Given the prevailing uncertainty, it is vital that the United Kingdom and the EU agree on temporary exemptions that would allow financial market participants access to each other’s markets beyond the exit date, regardless of whether a withdrawal agreement is concluded. These would give the relevant market participants more time to make the necessary adjustments and should limit the impact of Brexit on financial markets. Although the UK has indicated that it may grant exemptions in some areas so that European financial market participants can continue to operate in the United Kingdom, the European Commission has not yet expressed any similar intention.
APPENDIX
Box 15
Different calibrations of risk-based concentration charges
As risks largely result from highly concentrated sovereign exposures, Véron (2017) proposes introducing concentration charges. These should create incentives for greater diversification. The proposal focuses on a bank-specific ratio of its sovereign exposures to its tier 1 capital. If this ratio exceeds the 33 % threshold, the specific sovereign exposures exceeding the threshold are risk-weighted and added to risk-weighted assets (“concentration charge”). The weighting coefficient gradually increases with an increase in the ratio of the sovereign exposures to the bank’s tier 1 capital. For example, a risk weight of 15 % is applied for exposures from 33 % to 50 % of tier 1 capital, and a risk weight of 30 % for exposure ratios from 50 % to 100 %, etc. The key idea is that the concentration charges are based solely on concentration and not on individual sovereign credit ratings.

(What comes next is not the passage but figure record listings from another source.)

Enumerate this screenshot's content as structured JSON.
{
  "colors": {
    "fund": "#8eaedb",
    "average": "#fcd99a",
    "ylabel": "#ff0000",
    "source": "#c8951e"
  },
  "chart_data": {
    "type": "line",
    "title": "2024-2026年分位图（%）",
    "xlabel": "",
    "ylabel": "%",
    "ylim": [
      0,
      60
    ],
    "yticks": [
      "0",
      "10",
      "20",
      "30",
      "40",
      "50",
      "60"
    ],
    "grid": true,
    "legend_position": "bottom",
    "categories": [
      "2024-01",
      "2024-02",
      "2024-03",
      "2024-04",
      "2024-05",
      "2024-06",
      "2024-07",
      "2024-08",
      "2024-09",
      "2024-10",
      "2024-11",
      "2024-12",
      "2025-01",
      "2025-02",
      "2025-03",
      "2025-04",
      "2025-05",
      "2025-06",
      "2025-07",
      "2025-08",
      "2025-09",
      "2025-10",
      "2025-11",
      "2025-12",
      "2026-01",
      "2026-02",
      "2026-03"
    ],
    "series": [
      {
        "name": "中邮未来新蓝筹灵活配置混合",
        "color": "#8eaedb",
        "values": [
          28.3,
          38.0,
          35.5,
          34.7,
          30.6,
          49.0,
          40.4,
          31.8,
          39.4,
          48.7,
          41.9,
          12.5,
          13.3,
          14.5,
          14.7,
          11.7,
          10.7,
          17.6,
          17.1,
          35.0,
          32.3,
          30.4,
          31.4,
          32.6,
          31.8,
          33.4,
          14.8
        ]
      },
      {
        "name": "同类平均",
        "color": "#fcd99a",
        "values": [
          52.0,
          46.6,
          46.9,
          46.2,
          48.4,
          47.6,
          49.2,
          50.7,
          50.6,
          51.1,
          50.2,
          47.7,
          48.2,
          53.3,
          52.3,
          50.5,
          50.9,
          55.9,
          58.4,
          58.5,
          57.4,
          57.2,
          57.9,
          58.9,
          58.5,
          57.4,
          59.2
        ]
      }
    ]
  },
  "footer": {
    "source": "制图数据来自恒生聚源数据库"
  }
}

Different variants are also analysed here that include sovereign credit ratings in the calculation of concentration charges. Variant 1 does not include any risk weights for sovereign exposures to member states below 33 % of tier 1 capital. Then half the risk weights under the Basel Credit Risk Standardised Approach are added (10 %, 25 % and 50 %, respectively, for the relevant rating categories).
Variant 2 differs from variant 1 only in the use of the full risk weights under the Basel Credit Risk Standardised Approach (i.e., 20 %, 50 % and 100 %).
Variant 3 corresponds to variant 2; however it also applies the risk weights for exposures below 33 % of tier 1 capital.
Variant 4 is similar to variant 3; however only half the concentration charges in Verón's approach (2017) are applied.